Duke Energy Corp. would retire all of its power plants in the Carolinas that "rely exclusively on coal" within the next 10 years and add between 1,050 MW and 7,400 MW of storage to its portfolio under the six scenarios outlined in its recently proposed 2020 integrated resource plans.
The 15-year plans, or IRPs, filed with state regulators in North Carolina and South Carolina by Duke Energy Carolinas LLC and Duke Energy Progress LLC are designed to allow Duke Energy to achieve its goal of a 50% reduction of carbon emissions by 2030 from 2005 levels and net-zero emissions by 2050. Certain scenarios are also designed to align with the North Carolina Clean Energy Plan, which calls for up to a 70% reduction in greenhouse gas emissions by 2030 from 2005 levels.
An S&P Global Market Intelligence analysis shows Duke Energy operates about 9,000 MW of coal-fired generation in the Carolinas. The 2,462-MW Roxboro, 2,220-MW Belews Creek and 2,078-MW Marshall coal plants are in North Carolina and are among Duke Energy's 10 largest operating plants in the region.

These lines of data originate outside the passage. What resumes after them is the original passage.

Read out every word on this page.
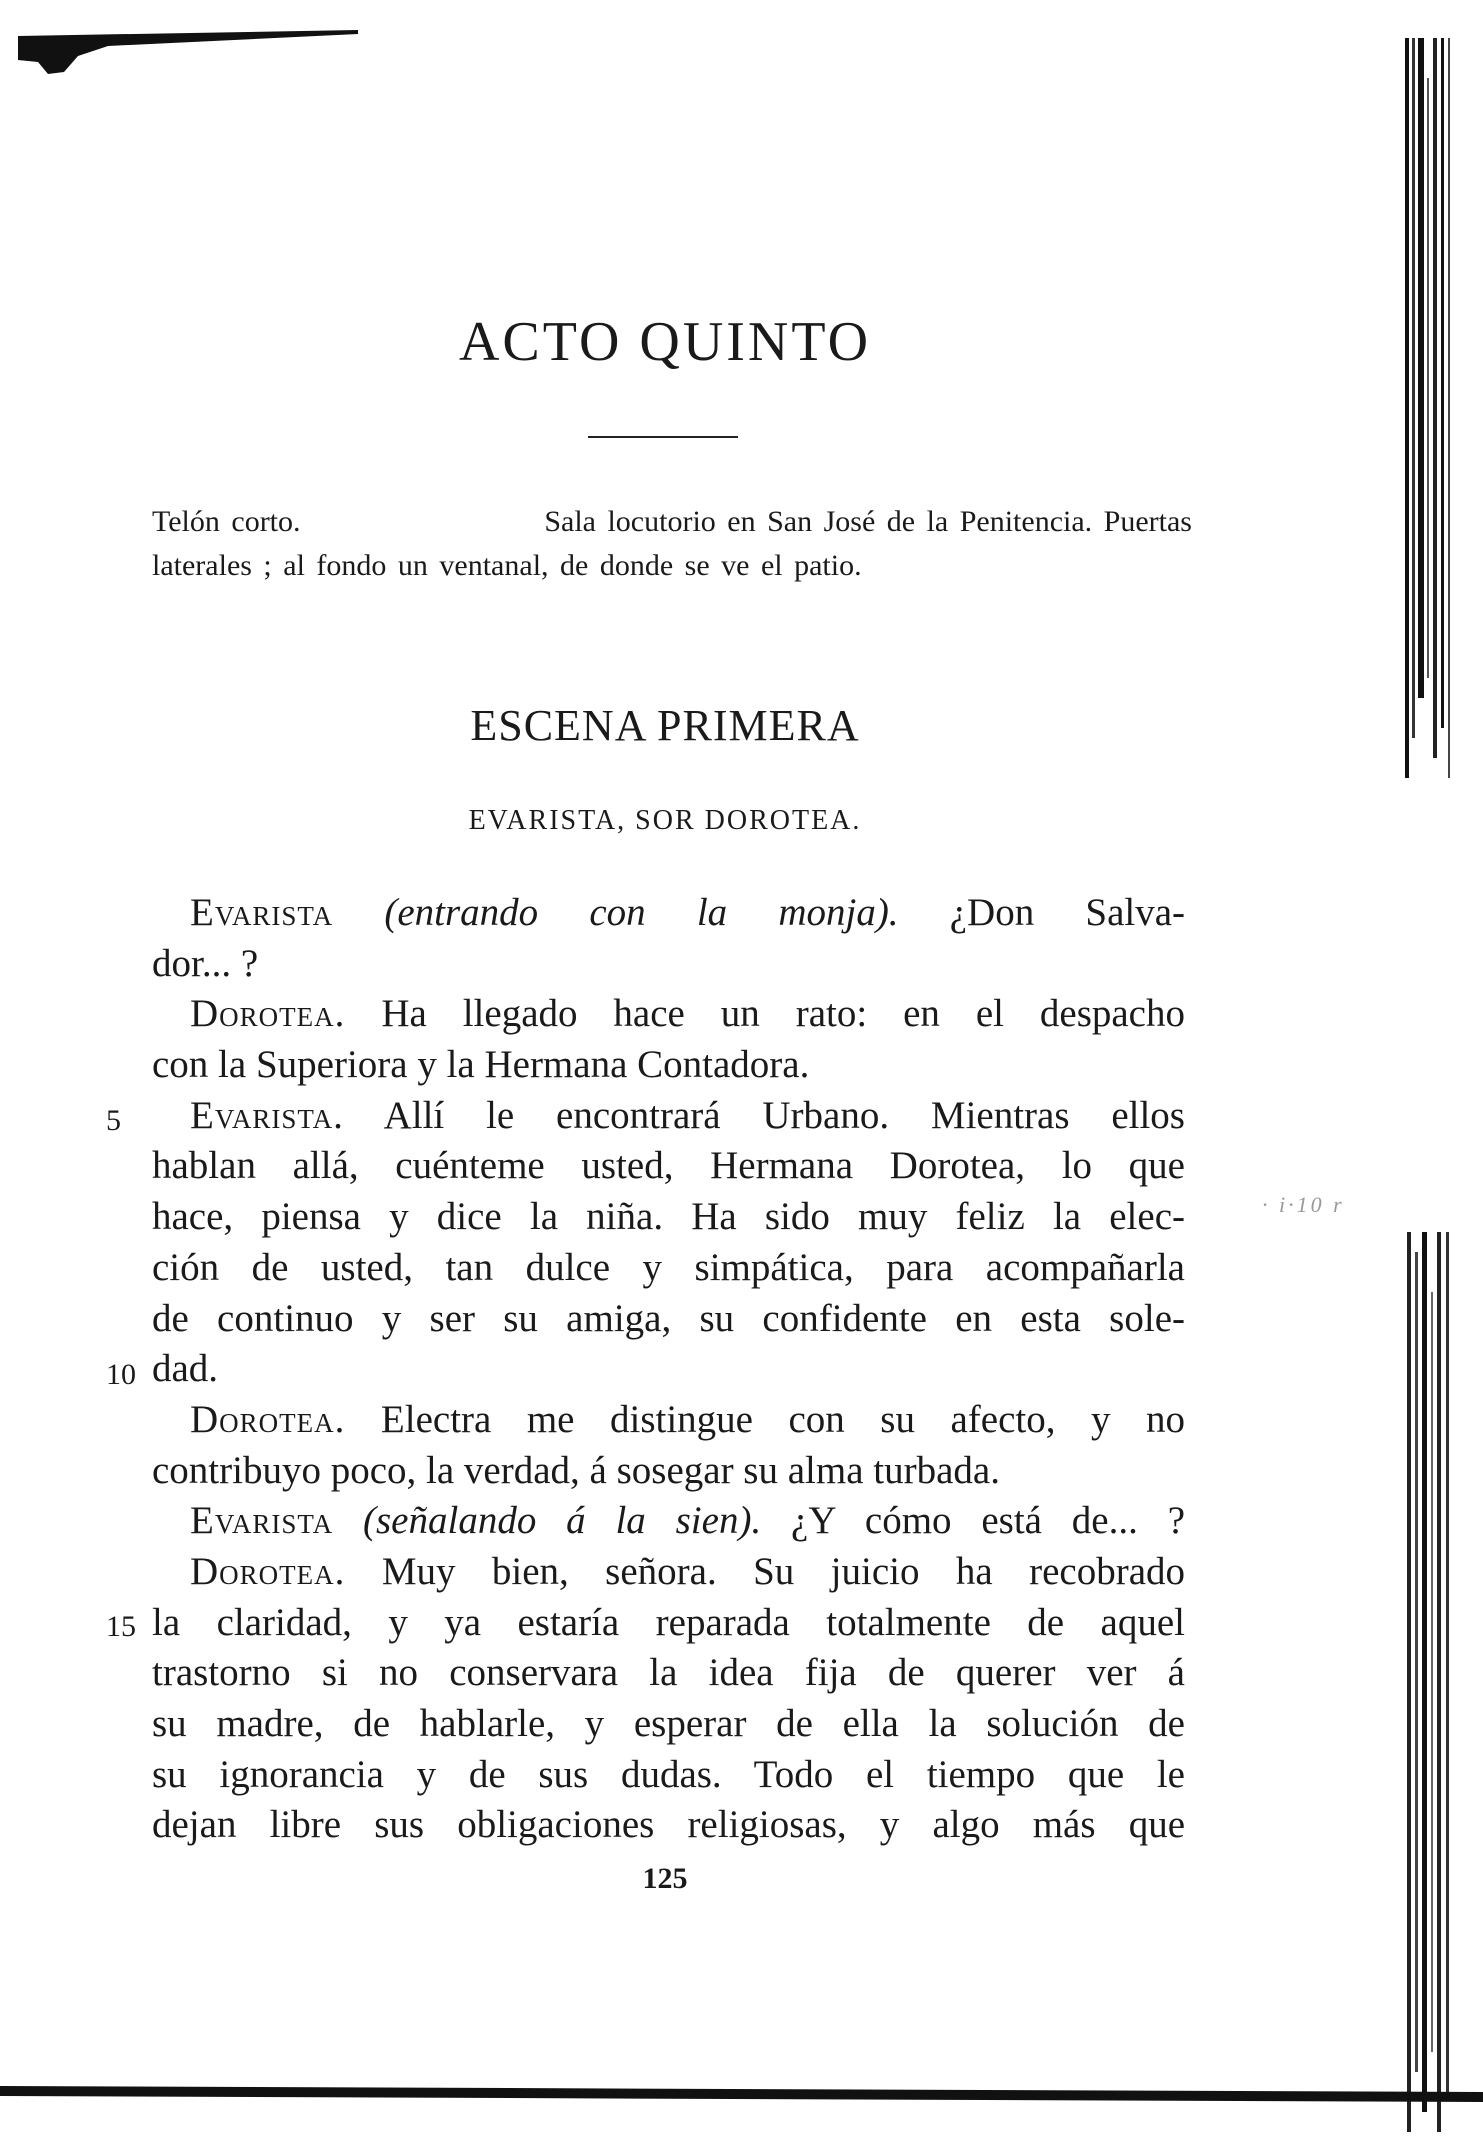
· i·10 r
ACTO QUINTO
Telón corto.	Sala locutorio en San José de la Penitencia. Puertas
laterales ; al fondo un ventanal, de donde se ve el patio.
ESCENA PRIMERA
EVARISTA, SOR DOROTEA.
5
10
15
Evarista (entrando con la monja). ¿Don Salva-
dor... ?
Dorotea. Ha llegado hace un rato: en el despacho
con la Superiora y la Hermana Contadora.
Evarista. Allí le encontrará Urbano. Mientras ellos
hablan allá, cuénteme usted, Hermana Dorotea, lo que
hace, piensa y dice la niña. Ha sido muy feliz la elec-
ción de usted, tan dulce y simpática, para acompañarla
de continuo y ser su amiga, su confidente en esta sole-
dad.
Dorotea. Electra me distingue con su afecto, y no
contribuyo poco, la verdad, á sosegar su alma turbada.
Evarista (señalando á la sien). ¿Y cómo está de... ?
Dorotea. Muy bien, señora. Su juicio ha recobrado
la claridad, y ya estaría reparada totalmente de aquel
trastorno si no conservara la idea fija de querer ver á
su madre, de hablarle, y esperar de ella la solución de
su ignorancia y de sus dudas. Todo el tiempo que le
dejan libre sus obligaciones religiosas, y algo más que
125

Duke Energy Carolinas, or DEC, operates the 1,360-MW Bad Creek Pumped Storage Project in Oconee County, S.C., but has only 5 MW of battery storage under development in the state with no current operating capacity. Duke Energy Progress, or DEP, has 9 MW of operating battery storage capacity in Asheville, N.C., with 4 MW of proposed capacity at the Hot Springs Solar site.

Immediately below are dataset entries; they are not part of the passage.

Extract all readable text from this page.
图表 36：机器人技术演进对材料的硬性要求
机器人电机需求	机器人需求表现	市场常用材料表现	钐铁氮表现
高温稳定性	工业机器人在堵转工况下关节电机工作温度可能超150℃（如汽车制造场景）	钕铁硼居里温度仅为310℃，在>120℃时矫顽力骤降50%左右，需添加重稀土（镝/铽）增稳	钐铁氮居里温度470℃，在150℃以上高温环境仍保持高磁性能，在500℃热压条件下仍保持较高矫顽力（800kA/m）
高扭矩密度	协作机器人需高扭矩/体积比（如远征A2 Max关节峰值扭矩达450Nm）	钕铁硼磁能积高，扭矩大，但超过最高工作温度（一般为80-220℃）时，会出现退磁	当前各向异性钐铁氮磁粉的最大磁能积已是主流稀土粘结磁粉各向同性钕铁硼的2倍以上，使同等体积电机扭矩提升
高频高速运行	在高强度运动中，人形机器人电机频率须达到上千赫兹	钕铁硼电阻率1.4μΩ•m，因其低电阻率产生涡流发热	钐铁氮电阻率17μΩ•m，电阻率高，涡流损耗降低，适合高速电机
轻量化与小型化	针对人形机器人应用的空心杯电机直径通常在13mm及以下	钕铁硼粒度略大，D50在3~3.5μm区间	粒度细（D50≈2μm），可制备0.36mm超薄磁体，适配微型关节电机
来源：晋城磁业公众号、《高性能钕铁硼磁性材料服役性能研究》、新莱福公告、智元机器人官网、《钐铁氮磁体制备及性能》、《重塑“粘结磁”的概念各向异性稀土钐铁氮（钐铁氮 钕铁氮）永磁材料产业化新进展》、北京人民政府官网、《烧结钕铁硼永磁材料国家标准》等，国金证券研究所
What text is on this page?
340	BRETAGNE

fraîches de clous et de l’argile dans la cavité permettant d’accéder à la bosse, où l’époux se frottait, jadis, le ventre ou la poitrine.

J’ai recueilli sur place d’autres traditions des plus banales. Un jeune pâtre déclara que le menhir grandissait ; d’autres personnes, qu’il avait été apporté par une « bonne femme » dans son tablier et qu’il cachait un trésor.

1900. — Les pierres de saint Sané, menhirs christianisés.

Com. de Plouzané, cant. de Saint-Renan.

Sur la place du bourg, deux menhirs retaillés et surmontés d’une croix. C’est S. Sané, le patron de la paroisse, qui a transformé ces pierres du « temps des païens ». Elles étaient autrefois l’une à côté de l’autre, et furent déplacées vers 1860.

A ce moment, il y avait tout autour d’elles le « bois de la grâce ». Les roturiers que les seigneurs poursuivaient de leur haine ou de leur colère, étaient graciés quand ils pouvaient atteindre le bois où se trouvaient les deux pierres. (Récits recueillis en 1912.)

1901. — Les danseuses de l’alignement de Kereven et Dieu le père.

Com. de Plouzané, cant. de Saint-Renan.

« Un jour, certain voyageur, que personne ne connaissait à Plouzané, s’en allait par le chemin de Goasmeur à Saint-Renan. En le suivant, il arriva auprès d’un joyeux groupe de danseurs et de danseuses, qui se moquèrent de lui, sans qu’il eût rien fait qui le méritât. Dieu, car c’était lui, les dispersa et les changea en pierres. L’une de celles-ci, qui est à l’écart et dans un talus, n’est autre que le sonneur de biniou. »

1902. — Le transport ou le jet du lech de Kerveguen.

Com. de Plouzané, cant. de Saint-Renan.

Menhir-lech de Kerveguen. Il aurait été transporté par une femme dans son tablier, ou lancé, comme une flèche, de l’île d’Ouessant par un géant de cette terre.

The six scenarios in the IRPs call for varying additions of renewable, storage and natural gas capacity.
By 2035, a base-case scenario without a carbon policy would add 8,650 MW of new solar capacity, 1,050 MW of battery storage and 9,600 MW of gas along with 2,050 MW of energy efficiency and demand response to the combined portfolios of DEC and DEP, while 3,050 MW of coal capacity "capable of co-firing on natural gas" would remain online. No new wind power would be installed under the base case.
A base-case scenario with a carbon policy would add 12,300 MW of solar, 750 MW of onshore wind, 2,200 MW of storage, 7,350 MW of gas, 2,050 MW of energy efficiency and demand response and keep 3,050 MW of dual-fuel coal capacity online.
A scenario with no new gas additions by 2035 would require 7,400 MW of new storage and keep 2,200 MW of dual-fuel coal capacity online through that year.
Both a high wind and no new gas scenario rely on about 2,650 MW of offshore wind capacity by 2035, but Duke Energy contends both of these scenarios are heavily dependent on technology and policy advancement. A high wind pathway, which includes 2,850 MW of onshore capacity, relies on new transmission infrastructure that could cost as much as $4.6 billion. These scenarios also involve delaying the retirements of Roxboro units 1 and 2, as well as one Belews Creek coal unit until the end of 2029 to "allow for the integration of offshore wind by 2030."
"While offshore wind is not necessarily a new technology, deployment in the [U.S.] at large scale is yet to be demonstrated," DEP wrote in its resource plan. "The cost of the resource and getting the energy from coastal Carolinas to the load centers in the central part of the states will present implementation challenges. These challenges can be mitigated with effective political and regulatory support and policy."
DEP currently has about 17 MW of planned solar capacity.
DEC, meanwhile, has begun construction on a new simple-cycle 400-MW natural gas unit at its Lincoln Combustion plant, which is expected online in December 2024. The utility also has about 100 MW of solar under construction at its Maiden Creek and Gaston County sites.
Duke Energy has said it plans to bring 16,000 MW of solar, wind and biomass online by 2025 companywide. The company also plans to increase the capacity at its Bad Creek pumped-storage hydro plant in South Carolina by about 320 MW and seek a second 20-year renewal of the operating licenses for 11 nuclear reactors in the Carolinas beginning with DEC's 2,618-MW Oconee nuclear plant in 2021.
DEC and DEP evaluated the addition of small modular reactors, or SMRs, under both a 70% emissions reduction and no new gas generation pathway. A "high SMR" scenario envisions adding 1,350 MW of incremental new nuclear reactor capacity to the utilities' generation mix by 2035.
"The High SMR case also assumes that SMRs are in service by 2030," the utilities wrote. "However, the challenges with integrating a first of a kind technology in a relatively compressed timeframe are significant. Therefore, these cases are intended to illustrate the importance of advancing such technologies as part of a blended approach that considers a range of carbon-free technologies to allow deeper carbon reductions."